Titel: Roullier's ledernes Kettentau.
Autor: Anonymus
Fundstelle: 1864, Band 171, Nr. XLIII. (S. 178–179)
URL: http://dingler.culture.hu-berlin.de/article/pj171/ar171043

XLIII. Ledernes Kettentau von Roullier, Lederfabrikant in Paris.

Aus Armengaud's Génie industriel, September 1863, S. 150.

Mit einer Abbildung auf Tab. III.

Hr. Roullier benutzt die fast werthlosen Lederabfälle zur Anfertigung von Kettentauen, welche aus flachen Gliedern bestehen und sich bei |179| manchen Maschinen, wie z.B. liegenden und stehenden Winden, anwenden lassen. Die flachen Glieder werden mittelst der Lochmaschine in allen Formen ausgestoßen; jedes derselben erhält zwei Löcher, durch welche Stifte oder Bolzen gesteckt werden, welche die Verbindung in der Länge und Breite herstellen, so daß eine endlose Kette entsteht.

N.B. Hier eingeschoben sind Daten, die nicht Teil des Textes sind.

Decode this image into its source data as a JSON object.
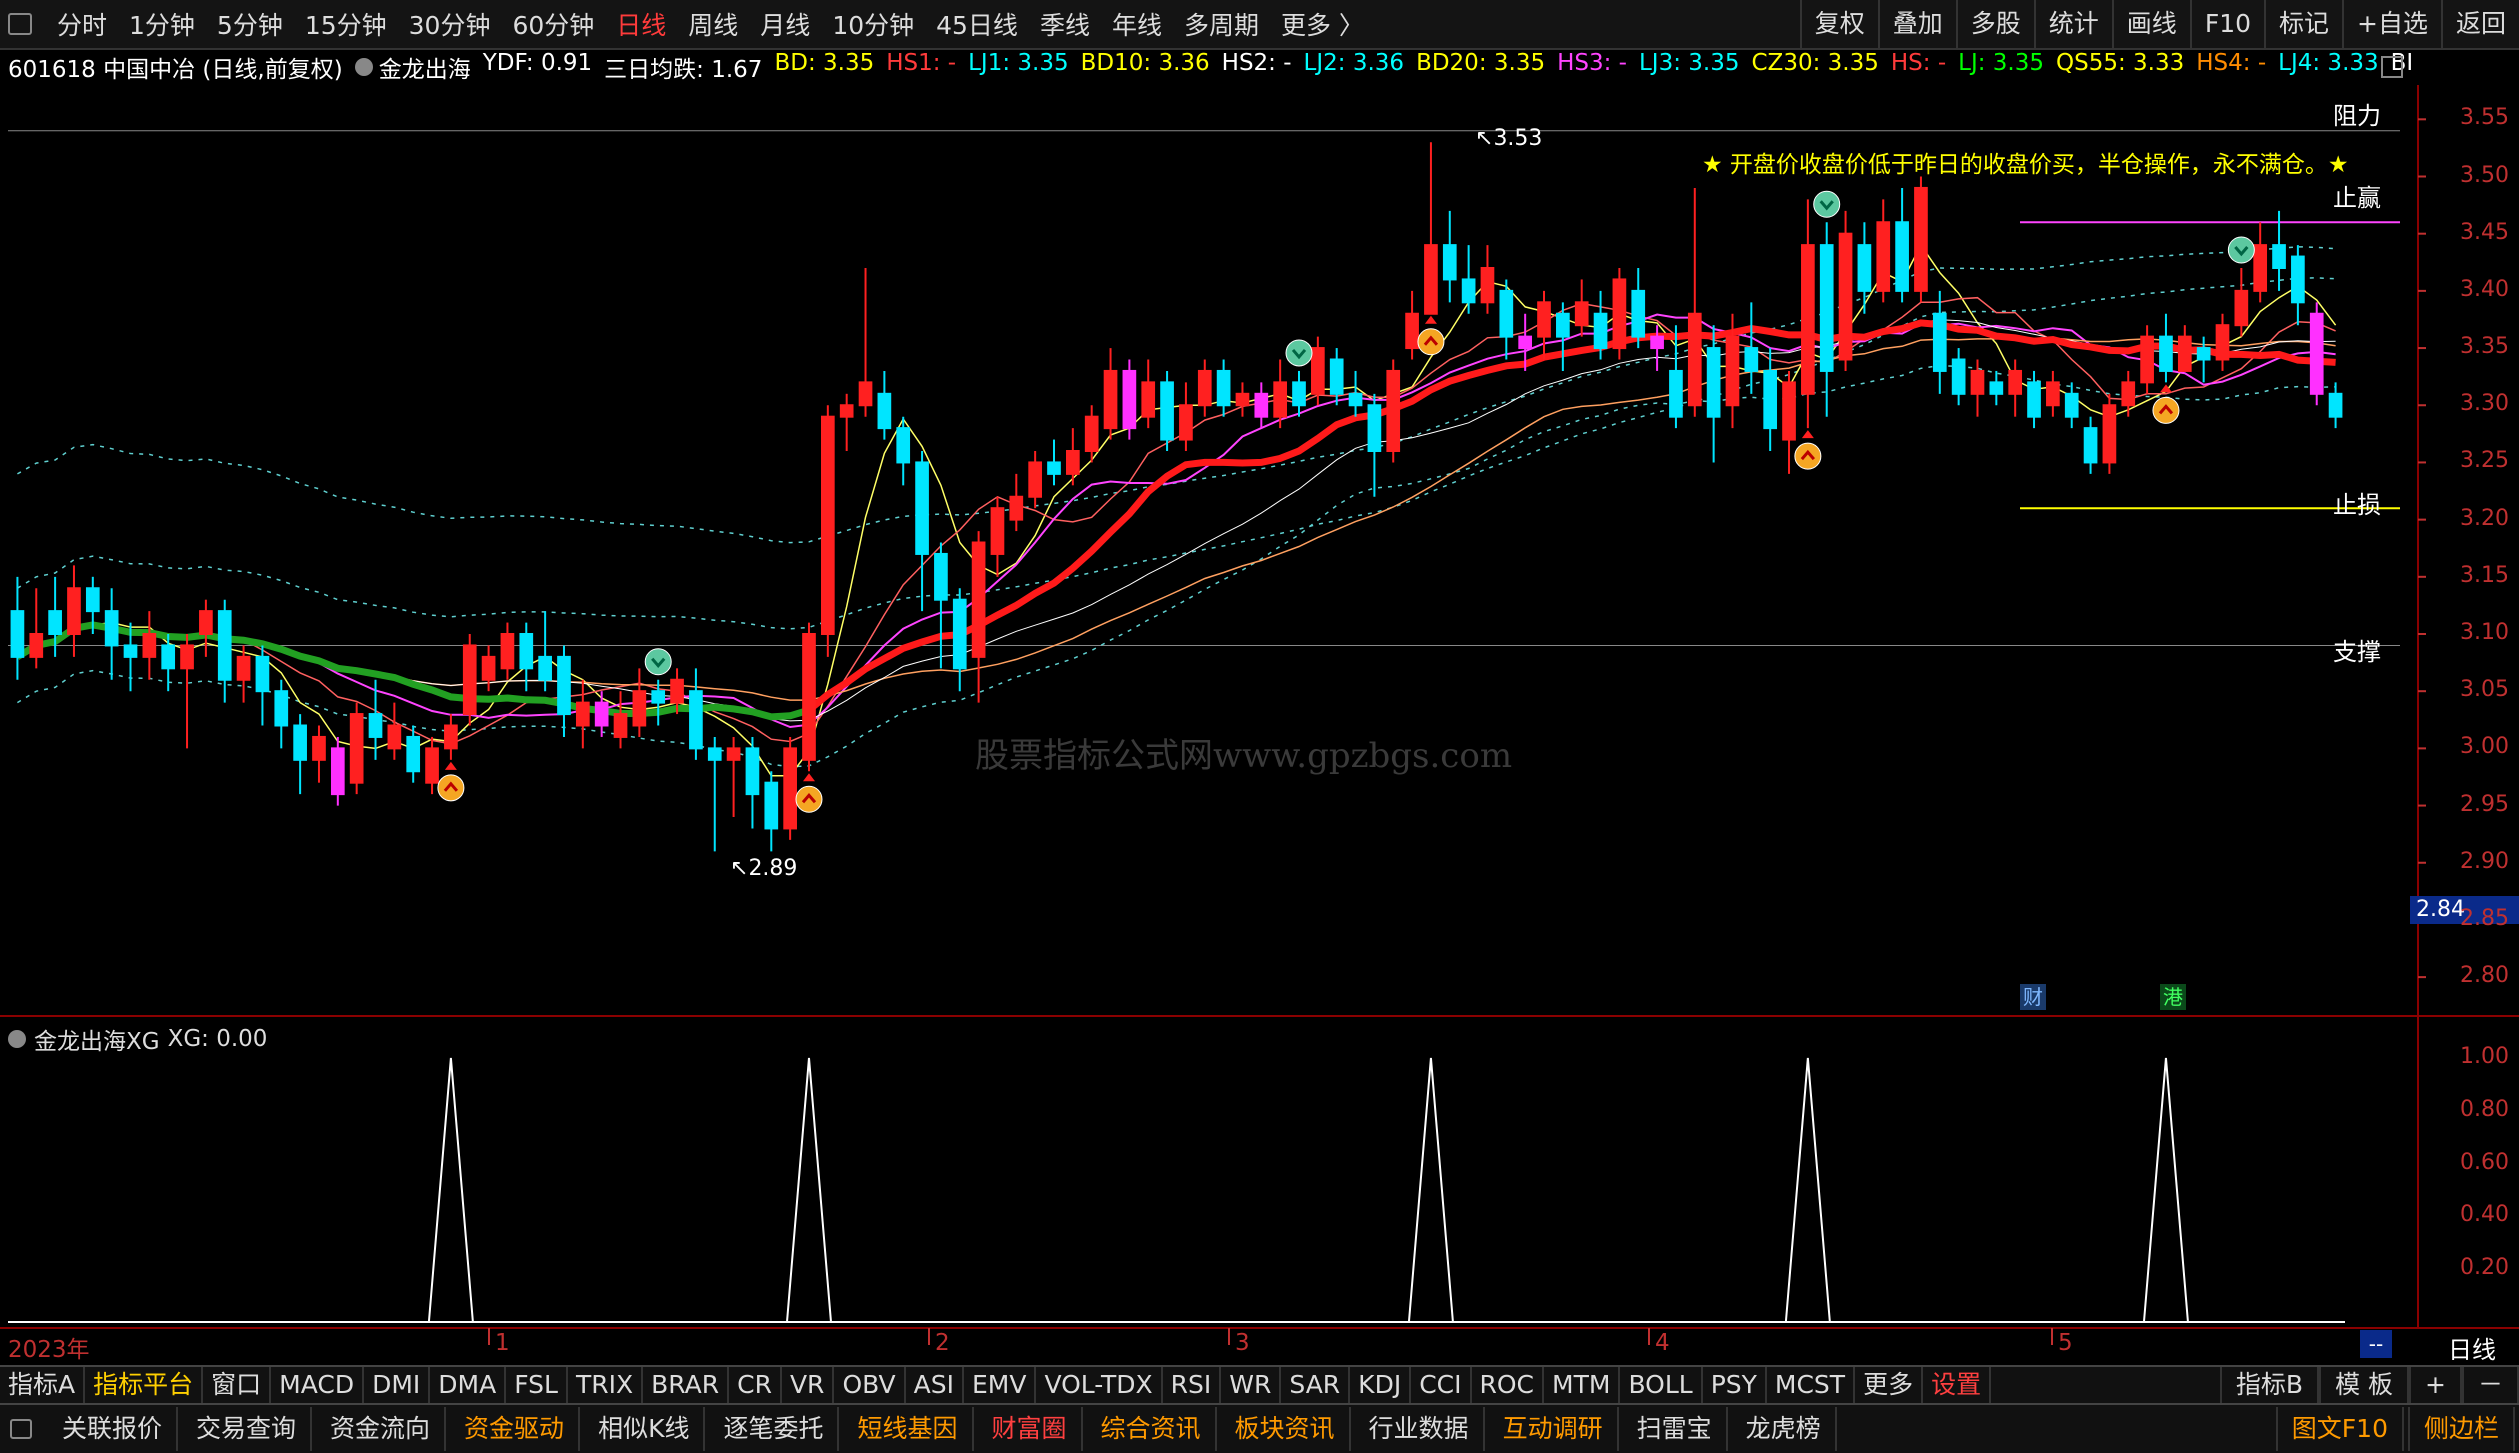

Die Breite des Kettentaues hängt von der Zahl der nebeneinander anzubringenden Glieder ab und hiernach richtet sich auch die Länge der durchzusteckenden Stifte. Die Länge eines Gliedes wird gleich der Breite des Taues an der betreffenden Stelle, das heißt gleich der Summe aller durch einen und denselben Stift zu verbindenden Gliederdicken gemacht. Die Länge des Taues ist unbeschränkt, weil man mit Hülfe der Stifte stets neue Glieder hinzufügen kann.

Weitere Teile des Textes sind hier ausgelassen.